Mit Sicherheit: Schützengesellschaft macht sich fit für die Zukunft

Schützenvereine mit ihrer teilweise jahrhundertealten Tradition haben es in der heutigen Zeit nicht leicht, die Brauchtumspflege und den Schießsport zeitgemäß miteinander zu verbinden und gelten insbesondere bei vielen jungen Leuten als unmodern und unattraktiv.

Photo: Diplomingeniør Olaf Wiechers, arkitekt

So mancher Verein versucht deshalb vergeblich, Nachwuchs für den Schießsport zu begeistern. Doch auch immer mehr Vereine schaffen es inzwischen, mit neuen Ideen, kreativen Ansätzen und Mut ihr verstaubtes Image aufzupolieren und sich für die Zukunft gut aufzustellen.

Das beste Beispiel dafür ist die 1813 gegründete Schützengesellschaft (SG) Gersfeld im Kreis Fulda in Osthessen.

Westernstadt als Alleinstellungsmerkmal

Da ab Mitte der 1990er Jahre der Zulauf zum jährlich stattfindenden Schützenfest fehlte, mussten sich die Vereinsmitglieder etwas einfallen lassen und hatten schließlich eine hervorragende Idee. Weil es ohnehin schon eine Vorderlader- und Westernschießabteilung und seit den 1980er Jahren bereits einige Westernbauten auf dem Gelände gab, wurde der Fokus auf Country- und Westernmusik sowie Lagerfeuerromantik, verbunden mit Westernschießen gelegt. Das klassische Fest mit großem Zelt und Autoscooter gehörte von da an der Vergangenheit an.

Weil das Westernthema so großen Anklang fand, entwickelte die SG Gersfeld die Idee stetig weiter und ist heute stolz auf ihre eigene Westernstadt mit Saloon, Cantina (Grill und Imbiss) und Cocktailbar. Großen Eindruck hinterlässt die SG auch mit einer original nachgebauten Böllerkanone.

Anfangs noch von so manchem Skeptiker belächelt, ist die Westernstadt heute das Alleinstellungsmerkmal des Vereins und lockt auch unabhängig vom Schützenfest zahlreiche Besucherinnen und Besucher an. Insbesondere der urige, komplett aus Holz gebaute und eingerichtete Saloon ist eine beliebte Location für Geburtstagsfeiern und wird auch gern von den Gästen des gegenüberliegenden Hotels genutzt.

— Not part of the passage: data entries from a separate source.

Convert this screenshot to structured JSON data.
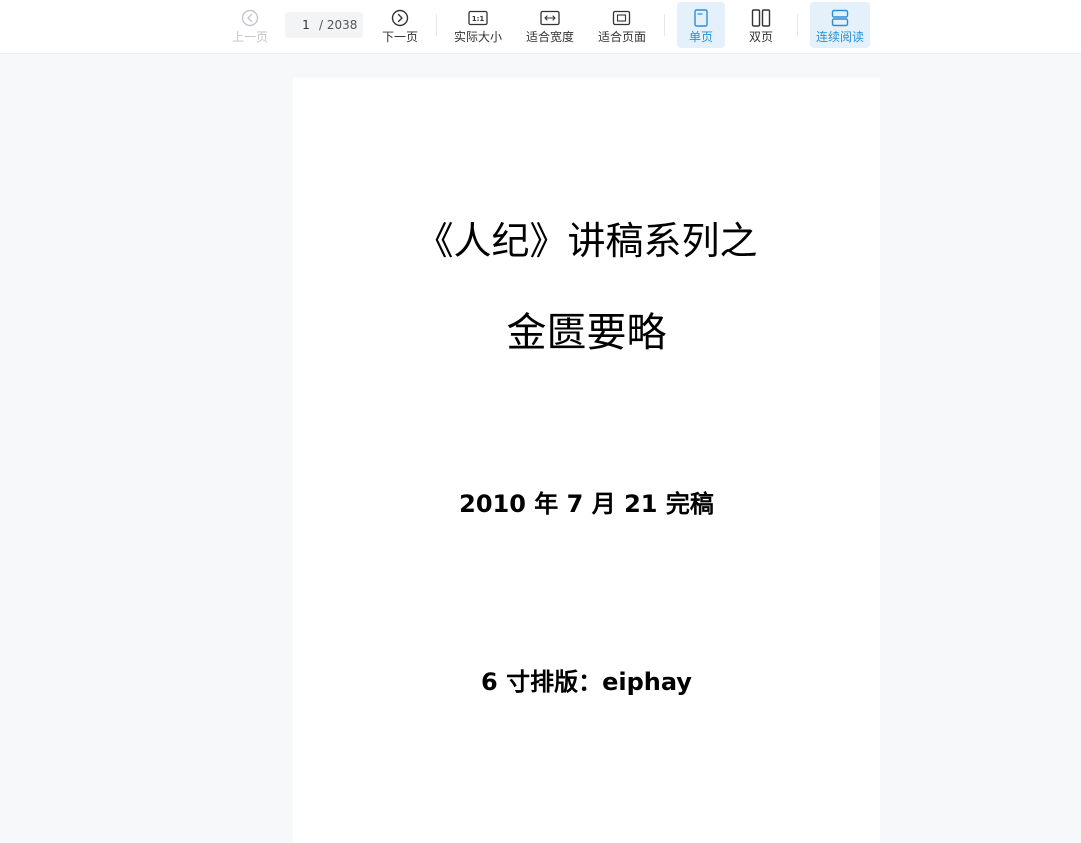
{
  "toolbar": {
    "prev_label": "上一页",
    "next_label": "下一页",
    "page_current": "1",
    "page_total": "/ 2038",
    "actual_size_label": "实际大小",
    "actual_size_glyph": "1:1",
    "fit_width_label": "适合宽度",
    "fit_page_label": "适合页面",
    "single_page_label": "单页",
    "double_page_label": "双页",
    "continuous_label": "连续阅读",
    "accent_color": "#2a8fd6",
    "active_bg": "#e4f1fb"
  },
  "document": {
    "title_line1": "《人纪》讲稿系列之",
    "title_line2": "金匮要略",
    "date_line": "2010 年 7 月 21 完稿",
    "layout_line": "6 寸排版：eiphay"
  }
}
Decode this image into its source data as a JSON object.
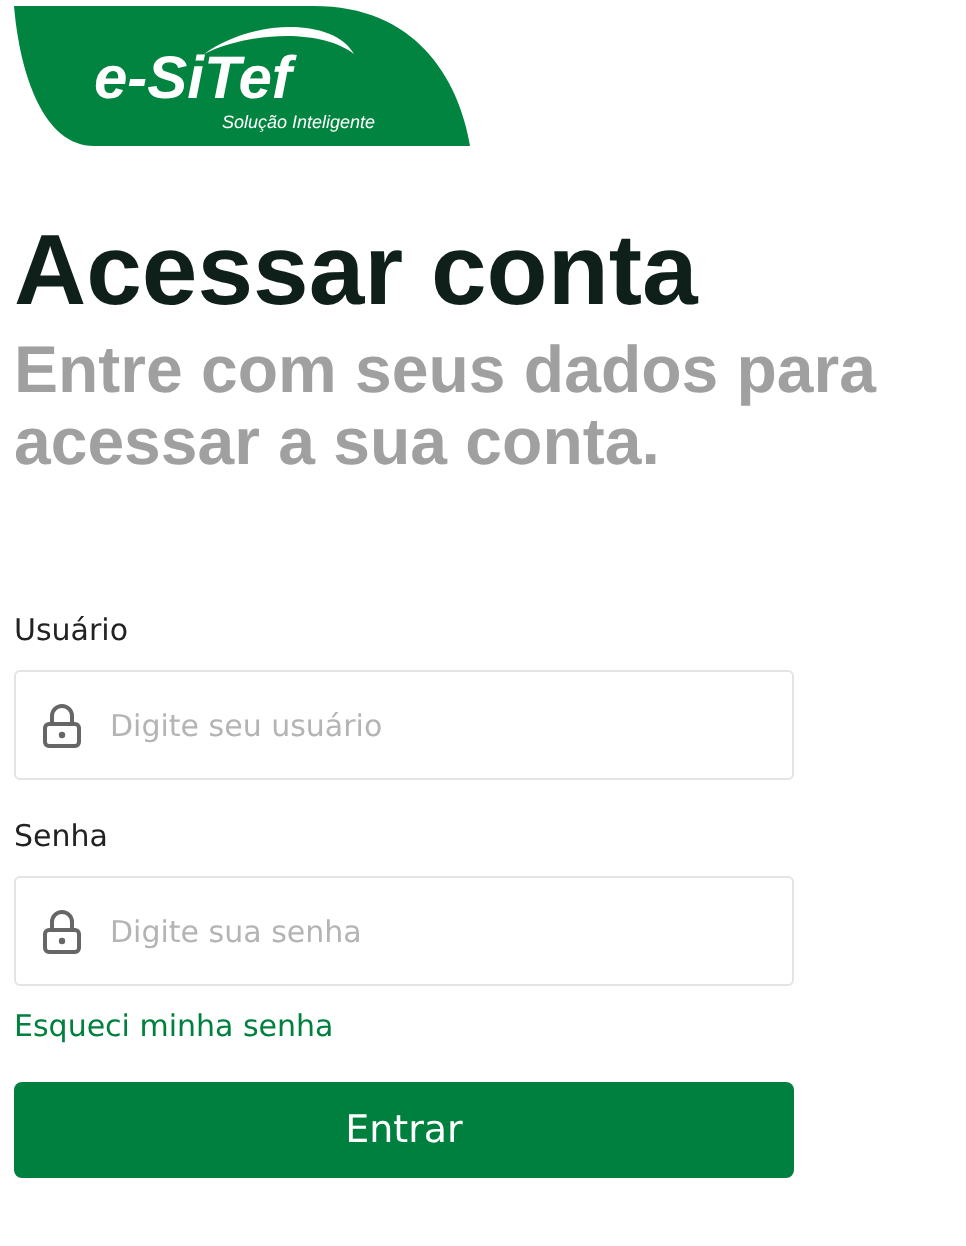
{
  "logo": {
    "name": "e-SiTef",
    "tagline": "Solução Inteligente"
  },
  "title": "Acessar conta",
  "subtitle": "Entre com seus dados para acessar a sua conta.",
  "fields": [
    {
      "label": "Usuário",
      "placeholder": "Digite seu usuário"
    },
    {
      "label": "Senha",
      "placeholder": "Digite sua senha"
    }
  ],
  "forgot_link": "Esqueci minha senha",
  "submit_button": "Entrar"
}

Viel Platz für Training und Wettkämpfe

Doch die SG Gersfeld, der rund 160 Mitglieder zwischen 25 und 80 Jahren angehören, hat neben der Westernstadt noch einiges mehr zu bieten. Der Verein verfügt über acht Stände für Langwaffen (Gewehre) und ist zugelassen für alle Kaliber bis 7.000 Joule Energie, also für jegliche für die Jagd, für den Sport und für das Militär zugelassene Munition für Handfeuerwaffen. Außerdem gibt es mehr als 15 Stände für Kurzwaffen (Pistolen und Revolver), ebenfalls zugelassen für alle Kaliber bis 7.000 Joule Energie. Für das Schießen mit Druckluft- und CO² Waffen (Luftgewehre und Luftpistolen) steht ein weiterer Stand mit acht Bahnen zur Verfügung.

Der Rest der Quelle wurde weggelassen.